Saturday, January 14, 2006

First Date

I sit down in front of him at the table.

"Oh Fuck," I think. "He's too cute for me." It's the second time I've met him but the first time was in a darkened room. I take in the dark hair, the blue eyes, the smile. "At least he's a little too tall," I think.

When I say too tall, of course, I mean too tall for me. My lineup of choices I've made when it comes to men always puts their height somewhere close to mine. I've never been able to really get into tall men, it never did it for me. I once took a Psych class where they said most women are attracted to taller men because it gives them a sense of being protected. I always thought that I was attracted to men my own height because I wanted a sense of equality more than protection.

So after the initial moment it goes from there. On his lunch hour we further discussed our mutual interest in films, in travel, etc. I talked about studying advertising and wanting to go to San Fran and how jealous I am of my sister who's left the country twice and preparing herself to further her education in another state. He talks about his job in the company that is just starting, his love of road trips, his life in his family as a lapsed Baptist. I'm sure I'm being too enthusiastic throughout the meal. It's my fourth first date in 3 months and the best one so far, the only one that made me really want a second. It's one of those situations where I'm barely eating because I can't stop talking and we have to keep waiting to swallow before we answer. After spending such a long time in a monogamous relationship it's like I can barely remember how to act on a first date, when you really don't know each other.

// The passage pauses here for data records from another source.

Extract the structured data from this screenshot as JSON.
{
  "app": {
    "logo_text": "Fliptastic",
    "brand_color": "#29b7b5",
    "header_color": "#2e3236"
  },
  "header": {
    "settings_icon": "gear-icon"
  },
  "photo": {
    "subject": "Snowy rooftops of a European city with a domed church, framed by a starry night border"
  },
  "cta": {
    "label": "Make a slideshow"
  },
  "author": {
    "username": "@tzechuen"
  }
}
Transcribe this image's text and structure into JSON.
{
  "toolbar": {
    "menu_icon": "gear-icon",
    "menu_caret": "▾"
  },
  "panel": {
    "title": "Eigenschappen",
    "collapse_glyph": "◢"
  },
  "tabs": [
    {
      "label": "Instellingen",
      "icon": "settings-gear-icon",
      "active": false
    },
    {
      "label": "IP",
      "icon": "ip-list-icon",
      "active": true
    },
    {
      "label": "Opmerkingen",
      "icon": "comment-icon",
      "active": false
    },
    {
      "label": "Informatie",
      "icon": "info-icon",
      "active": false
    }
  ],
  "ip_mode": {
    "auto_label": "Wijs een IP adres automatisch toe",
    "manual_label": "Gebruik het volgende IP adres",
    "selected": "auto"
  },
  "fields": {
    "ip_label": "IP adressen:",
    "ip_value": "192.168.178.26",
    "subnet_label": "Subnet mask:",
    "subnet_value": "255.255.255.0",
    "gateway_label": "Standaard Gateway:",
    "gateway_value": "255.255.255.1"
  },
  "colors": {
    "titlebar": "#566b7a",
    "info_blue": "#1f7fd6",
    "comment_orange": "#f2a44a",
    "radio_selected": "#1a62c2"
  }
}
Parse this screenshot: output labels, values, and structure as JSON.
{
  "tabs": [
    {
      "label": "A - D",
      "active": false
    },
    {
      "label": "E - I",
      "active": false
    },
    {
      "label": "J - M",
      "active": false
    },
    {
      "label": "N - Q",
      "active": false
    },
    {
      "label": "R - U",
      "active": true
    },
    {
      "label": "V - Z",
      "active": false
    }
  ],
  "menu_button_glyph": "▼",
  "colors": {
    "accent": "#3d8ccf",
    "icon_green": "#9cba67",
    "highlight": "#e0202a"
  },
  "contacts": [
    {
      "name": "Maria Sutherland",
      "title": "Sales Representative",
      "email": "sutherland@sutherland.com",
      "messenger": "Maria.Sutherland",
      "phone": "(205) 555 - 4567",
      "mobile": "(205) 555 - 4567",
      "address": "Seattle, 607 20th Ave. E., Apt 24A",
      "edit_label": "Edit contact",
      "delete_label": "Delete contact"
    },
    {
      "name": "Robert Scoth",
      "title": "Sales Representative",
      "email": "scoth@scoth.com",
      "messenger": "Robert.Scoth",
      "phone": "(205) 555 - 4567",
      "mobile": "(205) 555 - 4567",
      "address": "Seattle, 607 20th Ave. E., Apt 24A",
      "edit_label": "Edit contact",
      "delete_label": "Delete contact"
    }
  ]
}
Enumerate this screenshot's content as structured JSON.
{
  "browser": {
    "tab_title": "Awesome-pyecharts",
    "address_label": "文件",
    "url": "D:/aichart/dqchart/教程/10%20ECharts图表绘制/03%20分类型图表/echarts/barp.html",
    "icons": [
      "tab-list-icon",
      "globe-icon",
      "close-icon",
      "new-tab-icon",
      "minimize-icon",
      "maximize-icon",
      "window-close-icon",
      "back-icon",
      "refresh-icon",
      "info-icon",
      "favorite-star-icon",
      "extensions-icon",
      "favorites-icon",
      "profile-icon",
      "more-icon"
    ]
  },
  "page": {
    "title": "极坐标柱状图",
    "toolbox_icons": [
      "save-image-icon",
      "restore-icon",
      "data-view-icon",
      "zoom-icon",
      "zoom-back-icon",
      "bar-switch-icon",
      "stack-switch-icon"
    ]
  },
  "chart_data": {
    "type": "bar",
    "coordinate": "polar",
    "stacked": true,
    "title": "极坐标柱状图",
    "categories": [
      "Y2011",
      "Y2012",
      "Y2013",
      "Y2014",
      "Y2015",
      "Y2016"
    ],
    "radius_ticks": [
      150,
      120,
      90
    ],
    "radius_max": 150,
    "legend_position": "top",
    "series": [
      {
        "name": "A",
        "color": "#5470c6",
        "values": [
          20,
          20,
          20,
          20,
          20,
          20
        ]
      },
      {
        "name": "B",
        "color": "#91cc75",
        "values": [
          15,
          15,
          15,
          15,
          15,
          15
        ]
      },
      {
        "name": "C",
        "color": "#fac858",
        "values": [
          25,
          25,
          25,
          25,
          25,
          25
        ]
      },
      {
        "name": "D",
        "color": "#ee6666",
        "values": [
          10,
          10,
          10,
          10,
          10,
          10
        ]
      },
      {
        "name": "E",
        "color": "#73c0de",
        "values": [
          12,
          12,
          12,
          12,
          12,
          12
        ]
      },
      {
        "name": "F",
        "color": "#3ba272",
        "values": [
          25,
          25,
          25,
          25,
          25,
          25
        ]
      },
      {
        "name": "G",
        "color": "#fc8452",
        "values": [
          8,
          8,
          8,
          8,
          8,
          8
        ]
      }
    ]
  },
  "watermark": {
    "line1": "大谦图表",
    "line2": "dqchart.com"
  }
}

I try to remember the last time I was truly excited about a date. The last time I liked someone enough before the date to really get excited about seeing them. Allen Clements, I decide. What a disaster the date was but the anticipation was incredible. I remember the warmth in my chest during the date. God, it was an incredible feeling. No matter whether a new friend or nothing at all comes of this it was definately worth the feeling of anticipation throughout the meal, the excitement of talking to someone I'm interested in and hear them talking back to me, hearing me.